This is mostly me trying to make sense of the discussion.

So everyone hates autodecoding. But Andrei seems to hate it a good bit less than everyone else. As far as I could follow, he has one reason for that, which might not be clear to everyone:

char converts implicitly to dchar, so the compiler lets you search for a dchar in a range of chars. But that gives nonsensical results.
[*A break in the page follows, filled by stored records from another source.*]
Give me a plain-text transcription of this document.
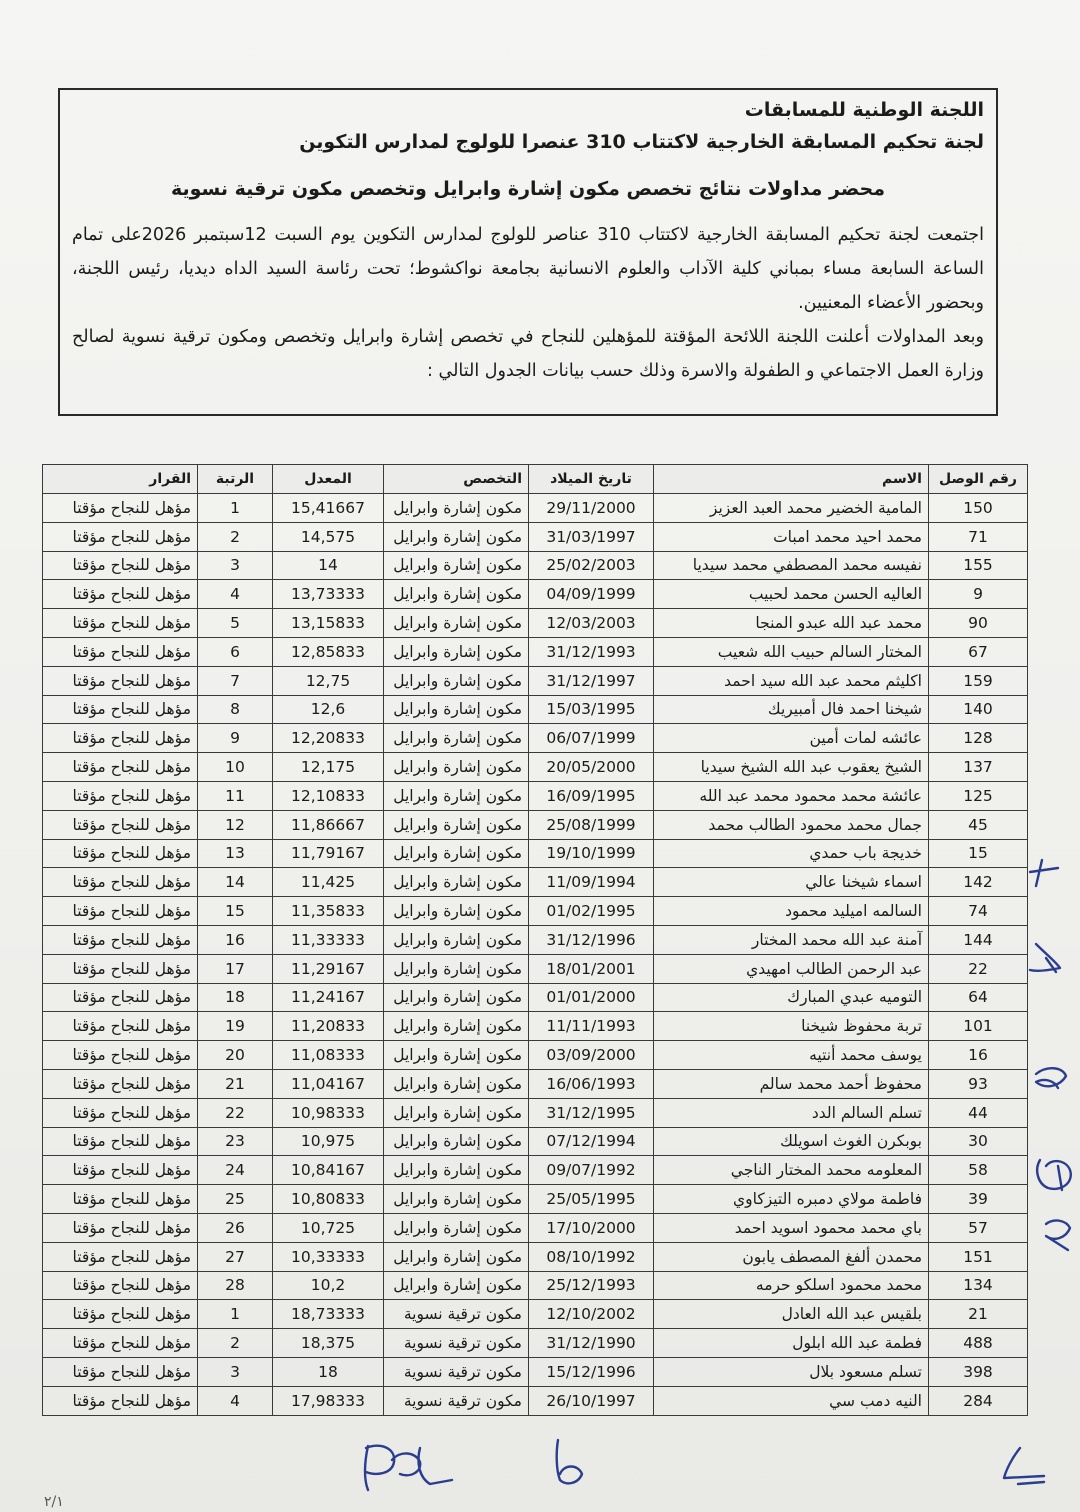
اللجنة الوطنية للمسابقات
لجنة تحكيم المسابقة الخارجية لاكتتاب 310 عنصرا للولوج لمدارس التكوين
محضر مداولات نتائج تخصص مكون إشارة وابرايل وتخصص مكون ترقية نسوية

اجتمعت لجنة تحكيم المسابقة الخارجية لاكتتاب 310 عناصر للولوج لمدارس التكوين يوم السبت 12سبتمبر 2026على تمام الساعة السابعة مساء بمباني كلية الآداب والعلوم الانسانية بجامعة نواكشوط؛ تحت رئاسة السيد الداه ديديا، رئيس اللجنة، وبحضور الأعضاء المعنيين.

وبعد المداولات أعلنت اللجنة اللائحة المؤقتة للمؤهلين للنجاح في تخصص إشارة وابرايل وتخصص ومكون ترقية نسوية لصالح وزارة العمل الاجتماعي و الطفولة والاسرة وذلك حسب بيانات الجدول التالي :

رقم الوصل	الاسم	تاريخ الميلاد	التخصص	المعدل	الرتبة	القرار
150	المامية الخضير محمد العبد العزيز	29/11/2000	مكون إشارة وابرايل	15,41667	1	مؤهل للنجاح مؤقتا
71	محمد احيد محمد امبات	31/03/1997	مكون إشارة وابرايل	14,575	2	مؤهل للنجاح مؤقتا
155	نفيسه محمد المصطفي محمد سيديا	25/02/2003	مكون إشارة وابرايل	14	3	مؤهل للنجاح مؤقتا
9	العاليه الحسن محمد لحبيب	04/09/1999	مكون إشارة وابرايل	13,73333	4	مؤهل للنجاح مؤقتا
90	محمد عبد الله عبدو المنجا	12/03/2003	مكون إشارة وابرايل	13,15833	5	مؤهل للنجاح مؤقتا
67	المختار السالم حبيب الله شعيب	31/12/1993	مكون إشارة وابرايل	12,85833	6	مؤهل للنجاح مؤقتا
159	اكليثم محمد عبد الله سيد احمد	31/12/1997	مكون إشارة وابرايل	12,75	7	مؤهل للنجاح مؤقتا
140	شيخنا احمد فال أمبيريك	15/03/1995	مكون إشارة وابرايل	12,6	8	مؤهل للنجاح مؤقتا
128	عائشه لمات أمين	06/07/1999	مكون إشارة وابرايل	12,20833	9	مؤهل للنجاح مؤقتا
137	الشيخ يعقوب عبد الله الشيخ سيديا	20/05/2000	مكون إشارة وابرايل	12,175	10	مؤهل للنجاح مؤقتا
125	عائشة محمد محمود محمد عبد الله	16/09/1995	مكون إشارة وابرايل	12,10833	11	مؤهل للنجاح مؤقتا
45	جمال محمد محمود الطالب محمد	25/08/1999	مكون إشارة وابرايل	11,86667	12	مؤهل للنجاح مؤقتا
15	خديجة باب حمدي	19/10/1999	مكون إشارة وابرايل	11,79167	13	مؤهل للنجاح مؤقتا
142	اسماء شيخنا عالي	11/09/1994	مكون إشارة وابرايل	11,425	14	مؤهل للنجاح مؤقتا
74	السالمه اميليد محمود	01/02/1995	مكون إشارة وابرايل	11,35833	15	مؤهل للنجاح مؤقتا
144	آمنة عبد الله محمد المختار	31/12/1996	مكون إشارة وابرايل	11,33333	16	مؤهل للنجاح مؤقتا
22	عبد الرحمن الطالب امهيدي	18/01/2001	مكون إشارة وابرايل	11,29167	17	مؤهل للنجاح مؤقتا
64	التوميه عبدي المبارك	01/01/2000	مكون إشارة وابرايل	11,24167	18	مؤهل للنجاح مؤقتا
101	تربة محفوظ شيخنا	11/11/1993	مكون إشارة وابرايل	11,20833	19	مؤهل للنجاح مؤقتا
16	يوسف محمد أنتيه	03/09/2000	مكون إشارة وابرايل	11,08333	20	مؤهل للنجاح مؤقتا
93	محفوظ أحمد محمد سالم	16/06/1993	مكون إشارة وابرايل	11,04167	21	مؤهل للنجاح مؤقتا
44	تسلم السالم الدد	31/12/1995	مكون إشارة وابرايل	10,98333	22	مؤهل للنجاح مؤقتا
30	بوبكرن الغوث اسويلك	07/12/1994	مكون إشارة وابرايل	10,975	23	مؤهل للنجاح مؤقتا
58	المعلومه محمد المختار الناجي	09/07/1992	مكون إشارة وابرايل	10,84167	24	مؤهل للنجاح مؤقتا
39	فاطمة مولاي دمبره التيزكاوي	25/05/1995	مكون إشارة وابرايل	10,80833	25	مؤهل للنجاح مؤقتا
57	باي محمد محمود اسويد احمد	17/10/2000	مكون إشارة وابرايل	10,725	26	مؤهل للنجاح مؤقتا
151	محمدن ألفغ المصطف يابون	08/10/1992	مكون إشارة وابرايل	10,33333	27	مؤهل للنجاح مؤقتا
134	محمد محمود اسلكو حرمه	25/12/1993	مكون إشارة وابرايل	10,2	28	مؤهل للنجاح مؤقتا
21	بلقيس عبد الله العادل	12/10/2002	مكون ترقية نسوية	18,73333	1	مؤهل للنجاح مؤقتا
488	فطمة عبد الله ابلول	31/12/1990	مكون ترقية نسوية	18,375	2	مؤهل للنجاح مؤقتا
398	تسلم مسعود بلال	15/12/1996	مكون ترقية نسوية	18	3	مؤهل للنجاح مؤقتا
284	النيه دمب سي	26/10/1997	مكون ترقية نسوية	17,98333	4	مؤهل للنجاح مؤقتا
٢/١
For example, you won't find 'ö' in "ö".byChar, but you will find '¶' in there ('¶' is U+00B6, 'ö' is U+00F6, and 'ö' is encoded as 0xC3 0xB6 in UTF-8).

The same does not happen when searching for a grapheme in a range of code points, because you just can't do that accidentally. dchar does not implicitly convert to std.uni.Grapheme.

So autodecoding shields the user from one surprising aspect of narrow strings, and indeed this one kind of problem does not exist with code points.

So:
code units - a lot of surprises
code points - a lot of surprises minus one

I don't think this makes autodecoding actually desirable, but I do think it prevents a mistake that could otherwise be common.

The issue could also be avoided by making char not convert implicitly to dchar. I would like that, but it would of course be another substantial breaking change.

At Andrei: Apologies if I'm misrepresenting your position. If you have other arguments in favor of autodecoding, they haven't gotten through to me.

At everyone: Apologies if I'm just stating the obvious here. I needed this pointed out, and it happened in the depths of the other thread. So maybe this is an aspect others haven't considered either.

Finally, this is not the only argument in favor of *keeping* autodecoding, of course. Not wanting to break user code is the big one there, I guess.